Insulin-like growth factor binding protein-3 (IGFBP-3) is unique among the IGF binding proteins in its extensive glycosylation in the native state. To determine the functional significance of carbohydrate moieties on IGFBP-3, we examined the effects of nonglycosylated Escherichia coliderived recombinant human IGFBP-3 (hIGFBP-3^E.coli) and glycosylated Chinese hamster ovary cell-derived hIGFBP-3 (hIGFBP-3^CHO) on IGF-I action in cultured bovine fibroblasts. Both hIGFBP-3 preparations bound IGF-I with high affinity and were approximately 5-fold more potent than unlabeled IGF-I in inhibiting [¹²⁵I]IGF-I binding to bovine fibroblasts. Coincubation of IGF-I and hIGFBP-3^E.coli or hIGFBP-3^CHO produced a dose-dependent inhibition of IGF-I- but not insulin-stimulated [³H]aminoisobutyric acid (AIB) uptake. In contrast, preincubation of bovine fibroblasts with hIGFBP-3^E.coli or hIGFBP-3^CHO potentiated subsequent IGF-I-stimulated [³H]AIB uptake.

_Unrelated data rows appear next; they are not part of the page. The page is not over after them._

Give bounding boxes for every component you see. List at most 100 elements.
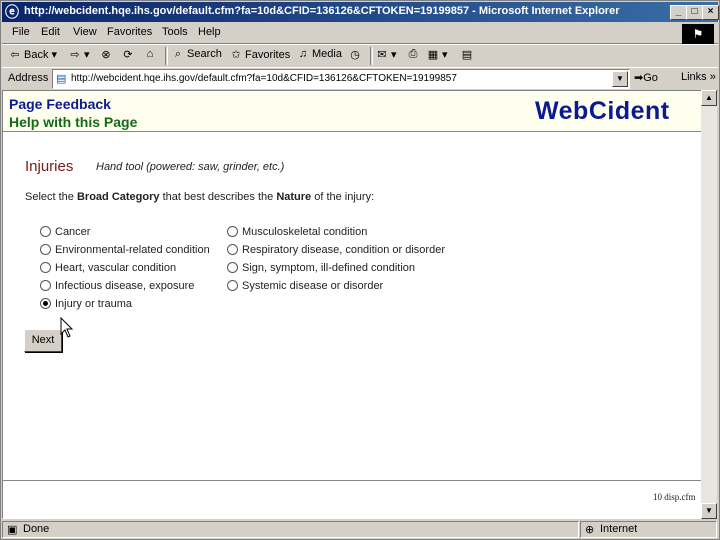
address-dropdown-icon[interactable]: ▼ [612,71,628,87]
radio-button[interactable] [40,243,51,255]
discuss-icon: ▤ [461,49,473,61]
refresh-button[interactable]: ⟳ [121,48,137,61]
option-sign-symptom[interactable]: Sign, symptom, ill-defined condition [227,261,416,278]
favorites-button[interactable]: ✩ Favorites [229,48,290,61]
address-input[interactable]: ▤ http://webcident.hqe.ihs.gov/default.c… [52,69,630,89]
forward-arrow-icon: ⇨ [70,49,80,61]
chevron-right-icon: » [709,71,716,83]
page-header: Page Feedback Help with this Page WebCid… [3,91,701,132]
menu-favorites[interactable]: Favorites [107,26,152,38]
address-url: http://webcident.hqe.ihs.gov/default.cfm… [71,73,457,84]
radio-button[interactable] [227,225,238,237]
back-label: Back [24,49,49,61]
back-arrow-icon: ⇦ [10,49,20,61]
menu-bar: File Edit View Favorites Tools Help ⚑ [2,23,718,44]
media-label: Media [312,48,342,60]
dropdown-arrow-icon[interactable]: ▾ [84,49,90,61]
menu-view[interactable]: View [73,26,97,38]
page-done-icon: ▣ [7,524,18,536]
option-cancer[interactable]: Cancer [40,225,91,242]
windows-flag-icon: ⚑ [682,24,714,44]
dropdown-arrow-icon[interactable]: ▾ [52,49,58,61]
option-label: Sign, symptom, ill-defined condition [242,262,416,274]
standard-toolbar: ⇦ Back ▾ ⇨ ▾ ⊗ ⟳ ⌂ ⌕ Search ✩ Favorites ♫ Med… [2,44,718,68]
option-heart[interactable]: Heart, vascular condition [40,261,176,278]
page-subtitle: Hand tool (powered: saw, grinder, etc.) [96,161,285,173]
help-link[interactable]: Help with this Page [9,114,137,130]
forward-button[interactable]: ⇨ ▾ [68,48,90,61]
option-systemic[interactable]: Systemic disease or disorder [227,279,384,296]
page-content: Page Feedback Help with this Page WebCid… [2,90,702,519]
ie-logo-icon: ⓔ [5,4,19,20]
address-bar: Address ▤ http://webcident.hqe.ihs.gov/d… [2,67,718,91]
next-button[interactable]: Next [24,329,62,352]
back-button[interactable]: ⇦ Back ▾ [8,48,57,61]
menu-tools[interactable]: Tools [162,26,188,38]
option-infectious[interactable]: Infectious disease, exposure [40,279,195,296]
option-label: Infectious disease, exposure [55,280,195,292]
status-zone: ⊕ Internet [580,521,717,538]
option-respiratory[interactable]: Respiratory disease, condition or disord… [227,243,445,260]
close-button[interactable]: × [702,5,719,20]
option-label: Environmental-related condition [55,244,210,256]
instruction-bold: Broad Category [76,191,160,203]
home-button[interactable]: ⌂ [143,48,159,60]
browser-window: ⓔ http://webcident.hqe.ihs.gov/default.c… [0,0,720,540]
option-injury[interactable]: Injury or trauma [40,297,132,314]
media-icon: ♫ [298,48,308,60]
option-label: Cancer [55,226,91,238]
option-label: Systemic disease or disorder [242,280,384,292]
favorites-label: Favorites [245,49,291,61]
internet-globe-icon: ⊕ [585,524,595,536]
radio-button[interactable] [40,261,51,273]
status-bar: ▣ Done ⊕ Internet [2,520,718,538]
brand-logo: WebCident [535,97,670,125]
scroll-down-arrow-icon[interactable]: ▼ [701,503,717,519]
print-button[interactable]: ⎙ [406,48,422,61]
search-label: Search [187,48,222,60]
favorites-star-icon: ✩ [231,49,241,61]
title-bar: ⓔ http://webcident.hqe.ihs.gov/default.c… [2,2,719,22]
toolbar-separator [165,47,168,65]
zone-text: Internet [600,523,638,535]
mail-button[interactable]: ✉ ▾ [375,48,396,61]
stop-icon: ⊗ [101,49,111,61]
footer-page-code: 10 disp.cfm [653,492,696,502]
page-feedback-link[interactable]: Page Feedback [9,96,111,112]
radio-button[interactable] [40,225,51,237]
option-label: Musculoskeletal condition [242,226,368,238]
links-label: Links [681,71,707,83]
option-environmental[interactable]: Environmental-related condition [40,243,210,260]
maximize-button[interactable]: □ [686,5,703,20]
history-icon: ◷ [350,49,360,61]
option-label: Respiratory disease, condition or disord… [242,244,445,256]
footer-divider [3,480,701,481]
minimize-button[interactable]: _ [670,5,687,20]
stop-button[interactable]: ⊗ [99,48,115,61]
vertical-scrollbar[interactable]: ▲ ▼ [701,90,717,519]
window-title: http://webcident.hqe.ihs.gov/default.cfm… [24,5,620,17]
links-button[interactable]: Links » [681,71,716,83]
menu-file[interactable]: File [12,26,30,38]
option-musculoskeletal[interactable]: Musculoskeletal condition [227,225,368,242]
toolbar-separator [370,47,373,65]
address-label: Address [8,72,49,84]
radio-button[interactable] [40,279,51,291]
history-button[interactable]: ◷ [348,48,364,61]
search-button[interactable]: ⌕ Search [171,48,222,61]
menu-edit[interactable]: Edit [41,26,60,38]
go-button[interactable]: ➡Go [634,71,658,84]
radio-button[interactable] [227,243,238,255]
menu-help[interactable]: Help [198,26,221,38]
go-label: Go [643,72,658,84]
radio-button[interactable] [227,279,238,291]
radio-button-selected[interactable] [40,297,51,309]
radio-button[interactable] [227,261,238,273]
edit-button[interactable]: ▦ ▾ [426,48,448,61]
print-icon: ⎙ [408,48,418,60]
discuss-button[interactable]: ▤ [460,48,476,61]
status-main: ▣ Done [2,521,579,538]
scroll-up-arrow-icon[interactable]: ▲ [701,90,717,106]
instruction-text: Select the Broad Category that best desc… [25,191,374,203]
media-button[interactable]: ♫ Media [296,48,342,60]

When cells were preincubated with 50 nM hIGFBP-3^E.coli for 24 h, [¹²⁵I]IGF-I binding to bovine fibroblasts increased 2.4-fold, whereas responsiveness to IGF-I was increased only 25%. After a 72-h preincubation, IGF-I cell binding remained increased 2-fold with commensurate enhancement of IGF-I-stimulated [³H] AIB uptake. The increase in [¹²⁵I]IGF-I binding to bovine fibroblast monolayers was primarily due to association of hIGFBP-3^E.coli with the cell surface; there was no significant change in IGF-I receptor number or affinity under these conditions. Affinity cross-linking experiments indicated that intense binding of [¹²⁵I]IGF-I to cell-associated 29,000 M_r hIGFBP-S^E.coli seen after 24 h of incubation was reduced approximately 70% after 72 h, concomitant with the appearance of smaller bands indicating hIGFBP-3^E.coli forms of 12,000-27,000 M^r. Cell-associated IGFBP-3^E.coli (72 h preincubation conditions) had a 10-fold lower affinity for IGF-I compared to hIGFBP-3^E.coli in solution and a 2-fold lower affinity compared to the IGF-I receptor. These data demonstrate that glycosylation is not obligatory for biologically functional IGFBP-3. Furthermore, they suggest that processing of cell-associated IGFBP-3 to forms with altered affinity for IGF-I peptide may underly the potentiating effect of IGFBP-3 on IGF-I action.